Un jeune homme de 18 ans a été interpellé le 13 septembre dernier en Gironde. Son tord ? Avoir passé des fausses alertes téléphoniques pour une menace d’attentat terroriste dans un lycée du département. Le jeune homme, qui est originaire de la région selon l’AFP, était en cours de déferrement hier alors qu’une information judiciaire était ouverte pour « divulgation d’information fausse afin de faire croire à une destruction dangereuse ». Il aurait provoqué l’évacuation du lycée catholique de Bordeaux. En seulement dix minutes, il avait prévenu l’établissement, le commissariat de Bordeaux et à la gendarmerie de Gujan-Mestras, d’une éventuelle attaque terroriste contre le lycée. Ces appels évoquaient une bombe et dans un autre appel, « l’intrusion dans le lycée de trois jeunes de type arabe avec des sacs de sport et l’intrusion de trois jeunes de type maghrébin, barbus, porteur pour l’un d’une djellaba, avec des sacs de sport » selon l’AFP.
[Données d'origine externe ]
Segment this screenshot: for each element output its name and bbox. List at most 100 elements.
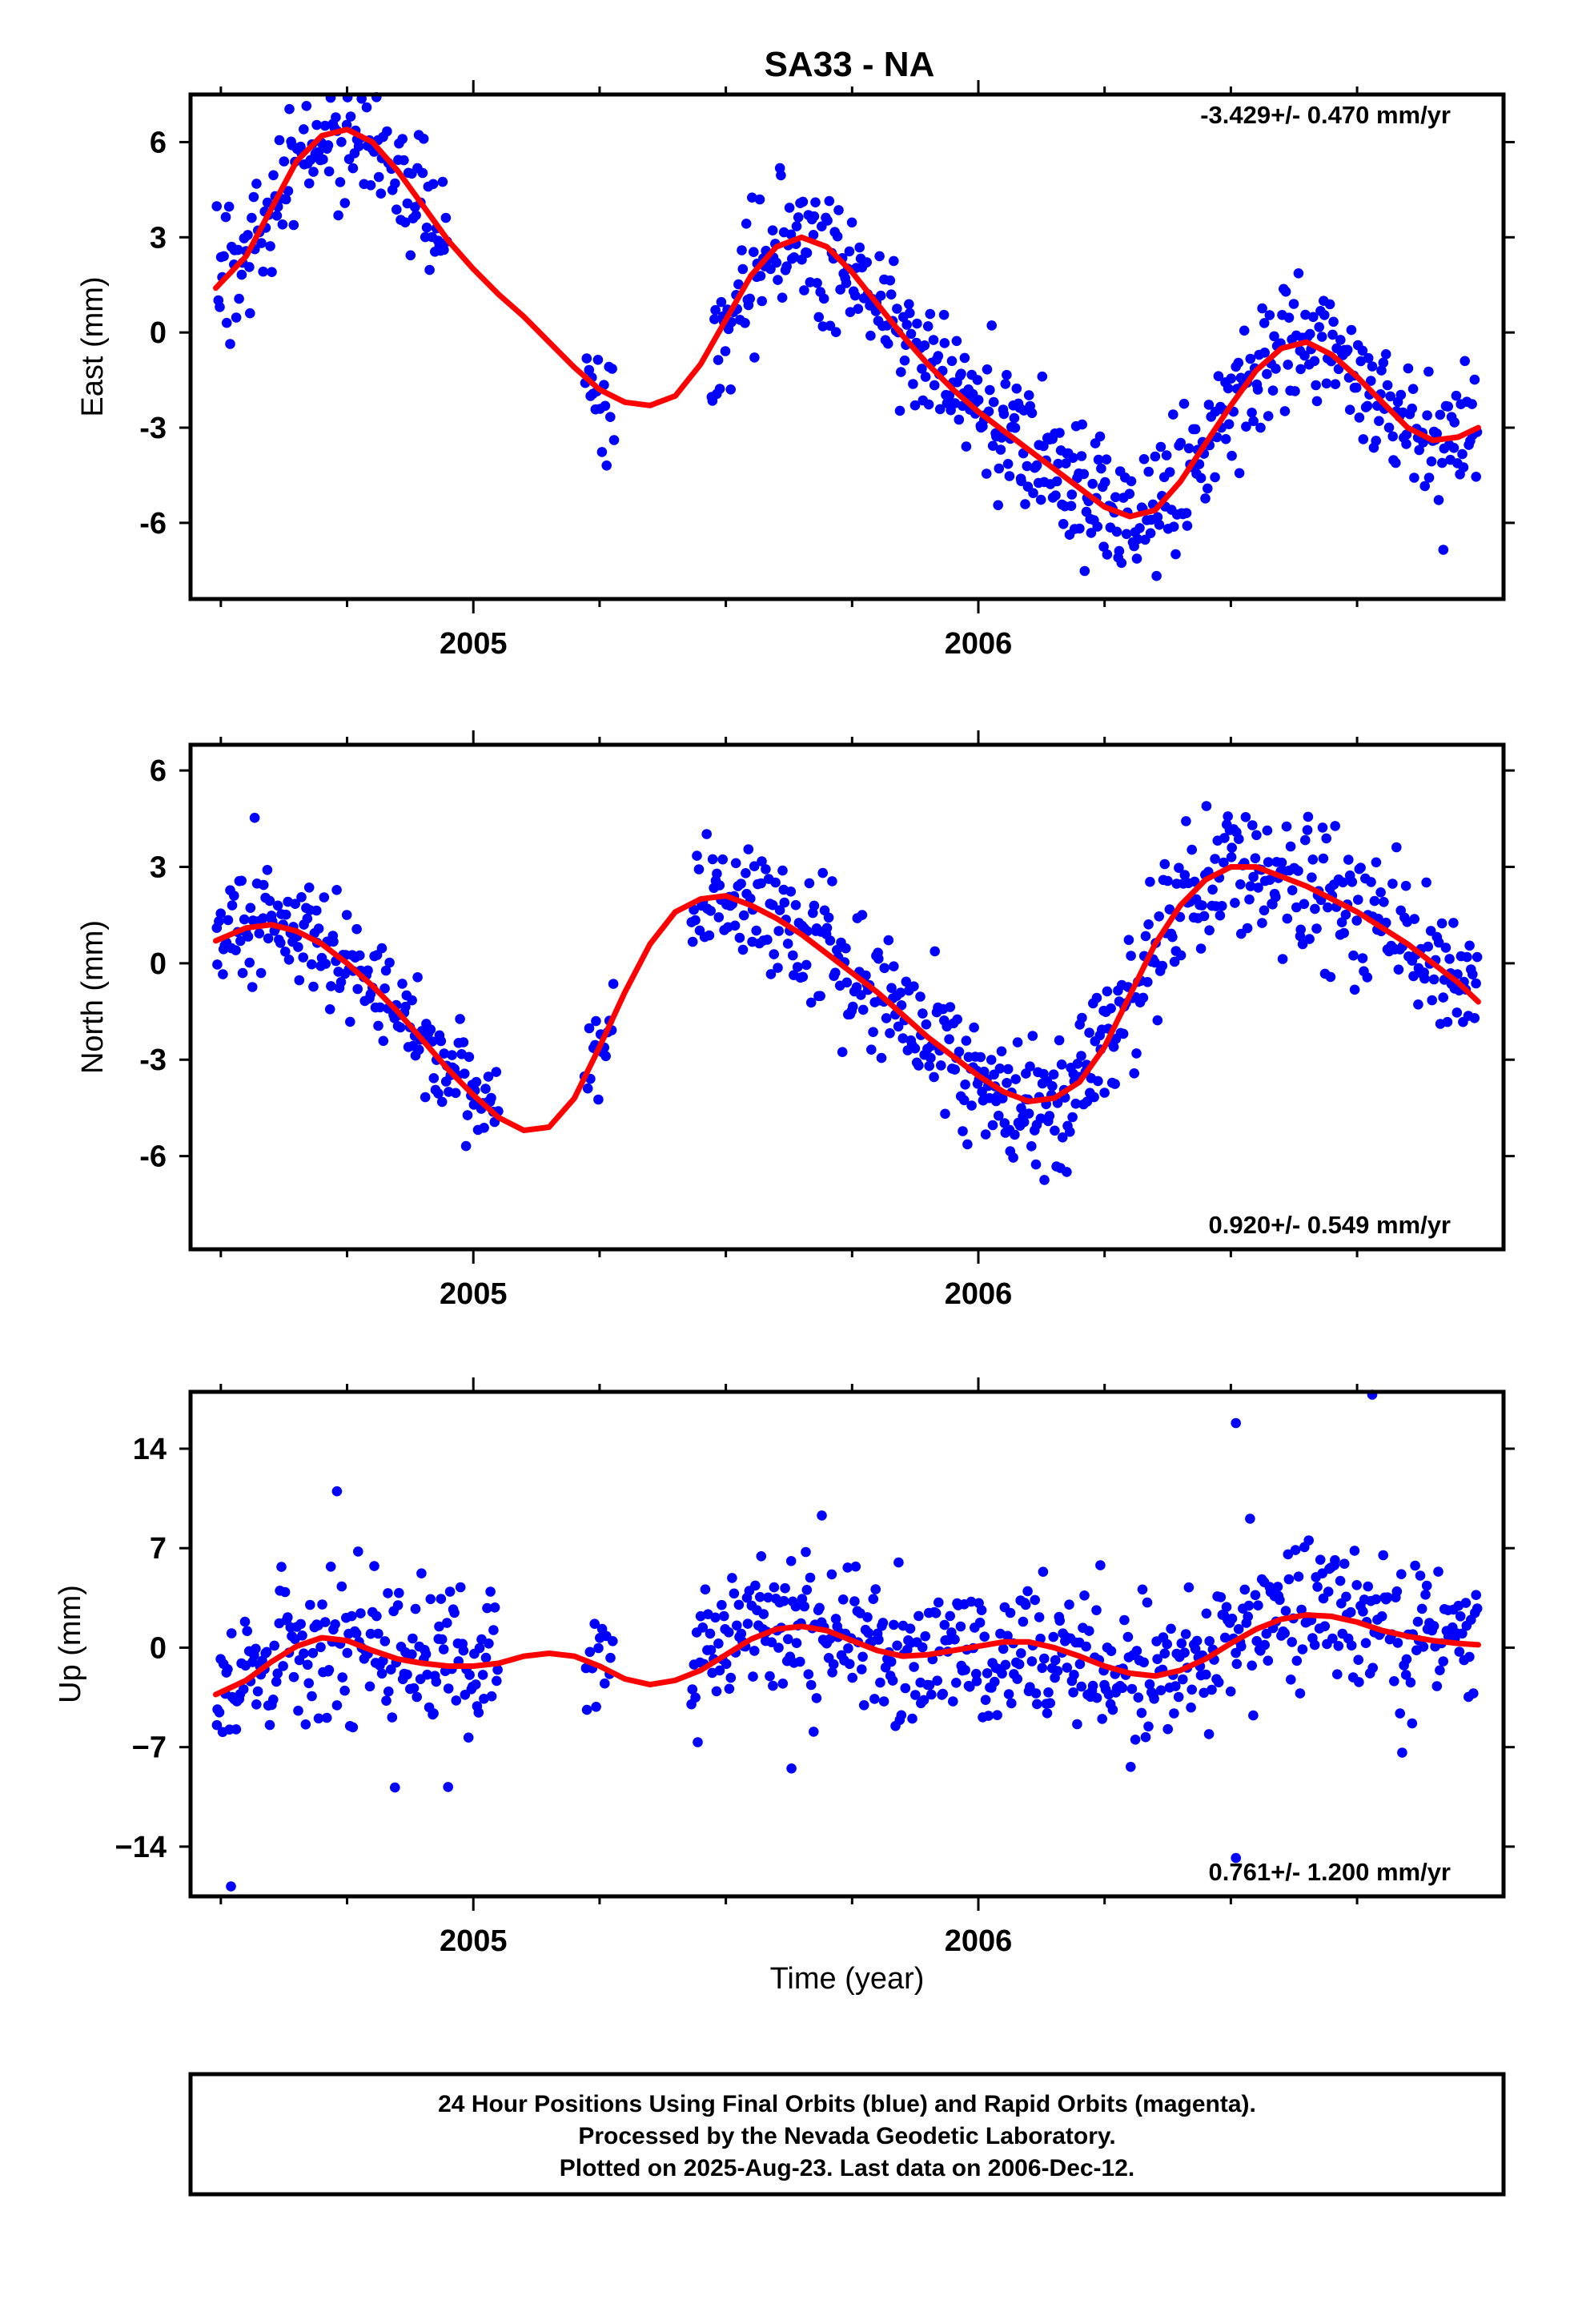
data-point [1118, 1028, 1129, 1039]
data-point [1220, 434, 1231, 444]
panel-up-rate: 0.761+/- 1.200 mm/yr [1209, 1858, 1451, 1886]
data-point [1086, 528, 1097, 538]
data-point [1433, 1566, 1443, 1577]
data-point [909, 981, 919, 991]
data-point [960, 1080, 970, 1090]
data-point [1143, 919, 1154, 930]
data-point [1371, 1594, 1382, 1605]
data-point [296, 892, 307, 903]
panel-east: -6 -3 0 3 6 2005 2006 East (mm) -3.429+/- 0.47… [76, 80, 1515, 661]
data-point [299, 124, 309, 135]
data-point [315, 1642, 326, 1653]
data-point [491, 1067, 502, 1077]
data-point [437, 176, 448, 187]
data-point [277, 219, 288, 230]
data-point [400, 1001, 411, 1012]
data-point [878, 1696, 889, 1707]
data-point [862, 1612, 873, 1622]
data-point [922, 321, 934, 332]
data-point [311, 905, 322, 916]
data-point [960, 1665, 970, 1675]
data-point [302, 913, 313, 924]
data-point [748, 1671, 758, 1682]
data-point [737, 245, 747, 255]
data-point [1077, 1012, 1087, 1023]
data-point [1283, 1549, 1294, 1560]
data-point [1471, 1590, 1481, 1600]
data-point [997, 1668, 1007, 1679]
data-point [1471, 472, 1481, 482]
footer-line-3: Plotted on 2025-Aug-23. Last data on 200… [560, 2155, 1135, 2181]
data-point [321, 1712, 332, 1723]
data-point [1325, 971, 1336, 983]
data-point [841, 977, 853, 988]
data-point [995, 444, 1006, 455]
data-point [1332, 1669, 1343, 1679]
data-point [1126, 1762, 1136, 1772]
data-point [1154, 911, 1164, 922]
data-point [1287, 1637, 1297, 1647]
data-point [1093, 454, 1104, 465]
data-point [1333, 1641, 1344, 1651]
data-point [1389, 1676, 1399, 1687]
data-point [1098, 541, 1109, 552]
data-point [803, 1669, 814, 1679]
data-point [1393, 964, 1404, 975]
data-point [1259, 318, 1270, 328]
data-point [996, 432, 1007, 443]
data-point [1038, 440, 1049, 452]
data-point [1079, 1590, 1090, 1601]
panel-up-points [211, 1389, 1483, 1892]
data-point [1092, 521, 1103, 532]
data-point [300, 1719, 311, 1730]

Un autre lycée victime de l’alerte dans les Landes

Cette manipulation aurait ensuite été réitérée le lendemain auprès du lycée de Dax selon les enquêteurs. Bien que le procédé soit le même, il est encore impossible de définir s’il est l’auteur de cette récidive. Ces appels avaient provoqué le déploiement d’un dispositif de sécurité exceptionnel. Chacun des lycées avaient été soigneusement évacués par les forces de l’ordre. Ces événements avaient même déclenché des dégâts collatéraux. En effet, la procureure de Bordeaux, Marie-Madeleine Alliot, a expliqué à l’AFP qu’un habitant du quartier ayant vu l’alerte dans un lycée « était sorti de chez lui avec une arme pour ‘en découdre' ». Le jeune homme a pu être identifié par la police judiciaire grâce au « laboratoire d’investigation opérationnelle du numérique ». Pour le moment, le mobile du jeune homme n’est pas encore connu par la justice.

Le jeune homme mineur au moment des faits

Envoyé devant le tribunal pour « divulgation d’information fausse afin de faire croire à une destruction dangereuse », le jeune homme risque une lourde sanction. En effet, la loi précise qu’un tel acte est passible de 2 ans d’emprisonnement et 30.000 euros d’amende. Le palais de justice de Bordeaux devrait requérir un simple contrôle judiciaire et non un mandat de dépôt. L’auteur des faits était mineur lors du lancement d’alerte des lycées. Malgré tout, les faits sont passibles de moins de trois ans de prison.